AliasCluster is a method for interface disambiguation – identifying which IP addresses are associated with the same router. It is described in AliasCluster: A Lightweight Approach to Interface Disambiguation, Global Internet Symposium, 2013.

Matlab code for AliasCluster is here. The main results in the paper are obtained by running loadIndividualComponents.m and then script2010GlobalInternet.m.

This material is based upon work supported by the National Science Foundation under Grants no. CNS-0905565, CNS-1018266, CNS-1012910, and CNS-1117039, and supported by the Army Research Office under grant W911NF-11-1-0227.

Estimating Intrinsic Dimension via Clustering

Estimating the intrinsic dimension of a data set from pairwise distances is a critical issue for a wide range of disciplines, including genomics, finance, and networking. Our method, described in Estimating Intrinsic Dimension via Clustering IEEE Statistical Signal Processing Workshop 2012, uses clustering to estimate dimension, and shows greater accuracy and better scalability than prior techniques.

Code for the method has been published in the ider package for R, available from CRAN: ider: Intrinsic Dimension Estimation with R.

Routing State Distance

Routing State Distance is a new metric and analysis toolset for understanding the structure of paths in graphs. It is described in a series of papers: Inferring Visibility: Who’s (Not) Talking to Whom? (SIGCOMM 2012), Routing State Distance: A Path-based Metric for Network Analysis. (IMC 2012) (Winner of a 2013 IETF/IRTF Applied Networking Research Prize), and Studying Interdomain Routing over Long Timescales. (IMC 2013).

Code and data related to RSD and TRSD are here.

Any opinions, findings, and conclusions or recommendations expressed in this material are those of the author(s) and do not necessarily reflect the views of the National Science Foundation.

Matrix Completion with Queries

Code for the Order-and-Extend algorithm is here. It is in matlab. Unfortunately there is no accompanying documentation on how to run this.

This research was supported in part by NSF grants CNS-1018266, CNS-1012910, IIS-1421759, IIS-1218437, CAREER-1253393, IIS-1320542, and IIP- 1430145.

Mining Low Dimensional Network Data

In May 2015 I gave a PhD School short course covering theory and practice of data mining techniques based on exploiting low dimensionality in network data. It covers:

Low Dimensionality in Network Data,
Anomaly Detection, and
Matrix Completion.

It is in the form of a Jupyter notebook, using Python.

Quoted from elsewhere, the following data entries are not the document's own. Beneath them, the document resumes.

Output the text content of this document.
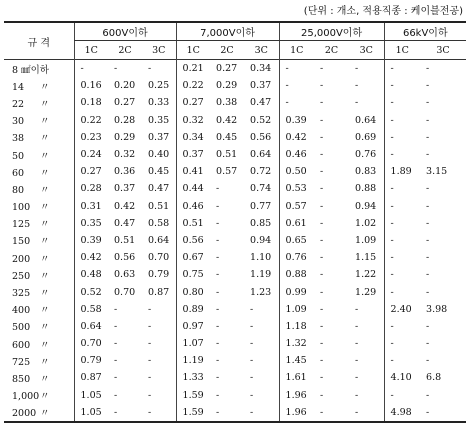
(단위 : 개소, 적용직종 : 케이블전공)
규 격	600V이하			7,000V이하			25,000V이하			66kV이하	
	1C	2C	3C	1C	2C	3C	1C	2C	3C	1C	3C
8 ㎟이하	-	-	-	0.21	0.27	0.34	-	-	-	-	-
14 〃	0.16	0.20	0.25	0.22	0.29	0.37	-	-	-	-	-
22 〃	0.18	0.27	0.33	0.27	0.38	0.47	-	-	-	-	-
30 〃	0.22	0.28	0.35	0.32	0.42	0.52	0.39	-	0.64	-	-
38 〃	0.23	0.29	0.37	0.34	0.45	0.56	0.42	-	0.69	-	-
50 〃	0.24	0.32	0.40	0.37	0.51	0.64	0.46	-	0.76	-	-
60 〃	0.27	0.36	0.45	0.41	0.57	0.72	0.50	-	0.83	1.89	3.15
80 〃	0.28	0.37	0.47	0.44	-	0.74	0.53	-	0.88	-	-
100 〃	0.31	0.42	0.51	0.46	-	0.77	0.57	-	0.94	-	-
125 〃	0.35	0.47	0.58	0.51	-	0.85	0.61	-	1.02	-	-
150 〃	0.39	0.51	0.64	0.56	-	0.94	0.65	-	1.09	-	-
200 〃	0.42	0.56	0.70	0.67	-	1.10	0.76	-	1.15	-	-
250 〃	0.48	0.63	0.79	0.75	-	1.19	0.88	-	1.22	-	-
325 〃	0.52	0.70	0.87	0.80	-	1.23	0.99	-	1.29	-	-
400 〃	0.58	-	-	0.89	-	-	1.09	-	-	2.40	3.98
500 〃	0.64	-	-	0.97	-	-	1.18	-	-	-	-
600 〃	0.70	-	-	1.07	-	-	1.32	-	-	-	-
725 〃	0.79	-	-	1.19	-	-	1.45	-	-	-	-
850 〃	0.87	-	-	1.33	-	-	1.61	-	-	4.10	6.8
1,000〃	1.05	-	-	1.59	-	-	1.96	-	-	-	-
2000 〃	1.05	-	-	1.59	-	-	1.96	-	-	4.98	-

Alternatively, you can interact with the notebook directly via the button on the left.

Explanations for Matrix Factorization Recommender Systems

Code for generating gradient-based explanataions for matrix factorization based recommender systems, as described in Exploring Explanations for Matrix Factorization Recommender Systems in the FATREC Workshop on Responsible Recommendation 2017, is here.

Alternatively, you can interact with the notebook directly via the button on the left.

Generating Antidote Data to Improve Fairness

Code for generating antidote data to improve the societal impact of matrix factorization based recommender systems, as described in Fighting Fire with Fire: Using Antidote Data to Improve Polarization and Fairness of Recommender Systems in WSDM 2019, is here.

How YouTube Leads Privacy-Seeking Users away from Reliable Information

This repository contains the following material related to the above paper:

The data collection framework (all code for collecting your own dataset)
dataset collected in 2018-2019 (including manual classification of channels)
analysis code to reproduce all figures in the paper

The repository is here.

Licensing

All code on this page is licensed under a Creative Commons License.